Amblyopia, also called lazy eye, is commonly seen in children. It comes about when the brain turns off or suppresses vision in one eye. Vision might be suppressed if a child can't see well through one eye because of nearsightedness, farsightedness or astigmatism, or something else that's blocking clear sight in that eye. In addition to eye glasses, one of the treatment options involves placing an eye patch on your child's eye for a number of hours per day to stimulate sight in the lazy eye. Patching.

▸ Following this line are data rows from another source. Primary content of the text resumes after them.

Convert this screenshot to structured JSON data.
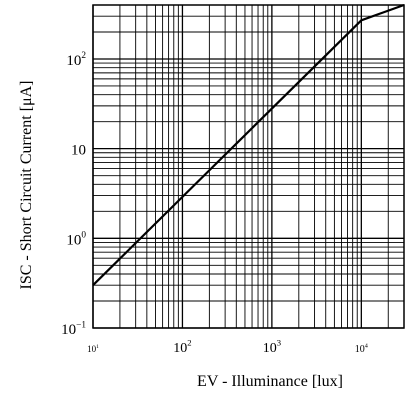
{
  "chart_data": {
    "type": "line",
    "xlabel": "EV - Illuminance [lux]",
    "ylabel": "ISC - Short Circuit Current [μA]",
    "xscale": "log",
    "yscale": "log",
    "xlim": [
      10,
      30000
    ],
    "ylim": [
      0.1,
      400
    ],
    "grid": true,
    "x_ticks": [
      {
        "value": 10,
        "base": "10",
        "exp": "1"
      },
      {
        "value": 100,
        "base": "10",
        "exp": "2"
      },
      {
        "value": 1000,
        "base": "10",
        "exp": "3"
      },
      {
        "value": 10000,
        "base": "10",
        "exp": "4"
      }
    ],
    "y_ticks": [
      {
        "value": 0.1,
        "base": "10",
        "exp": "−1"
      },
      {
        "value": 1,
        "base": "10",
        "exp": "0"
      },
      {
        "value": 10,
        "base": "10",
        "exp": ""
      },
      {
        "value": 100,
        "base": "10",
        "exp": "2"
      }
    ],
    "series": [
      {
        "x": [
          10,
          100,
          1000,
          10000,
          30000
        ],
        "y": [
          0.3,
          2.9,
          28,
          270,
          400
        ],
        "color": "#000000"
      }
    ]
  }
}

It can be very difficult to have your child fitted with a patch, especially if they are quite young. Their more active eye is patched, which makes it harder for your child to see. It's a confusing conundrum- your child needs to wear the patch to improve their weaker eye, but can't happen successfully unless their better eye is covered, thus restricting their sight. But don't worry; there are several tricks to help your kids wear their patch. For preschoolers, use a reward chart with stickers. Eye patch manufacturers are aware of the issue; patches are available in loads of kid-friendly colors and patterns. Take advantage of all the options and make it fun by giving them the chance to choose a new and fun patch every day and then putting a sticker on the chart when the patch stays on. With kids who are a little older, explain the importance of wearing a patch, and talk about it as an effective way to strengthen their eye.

For very young children, there are flotation wings to keep them from unsticking their patches.

Patches are a great solution to lazy eyes and can be very successful, but it really requires you to stay focused on your long term goal.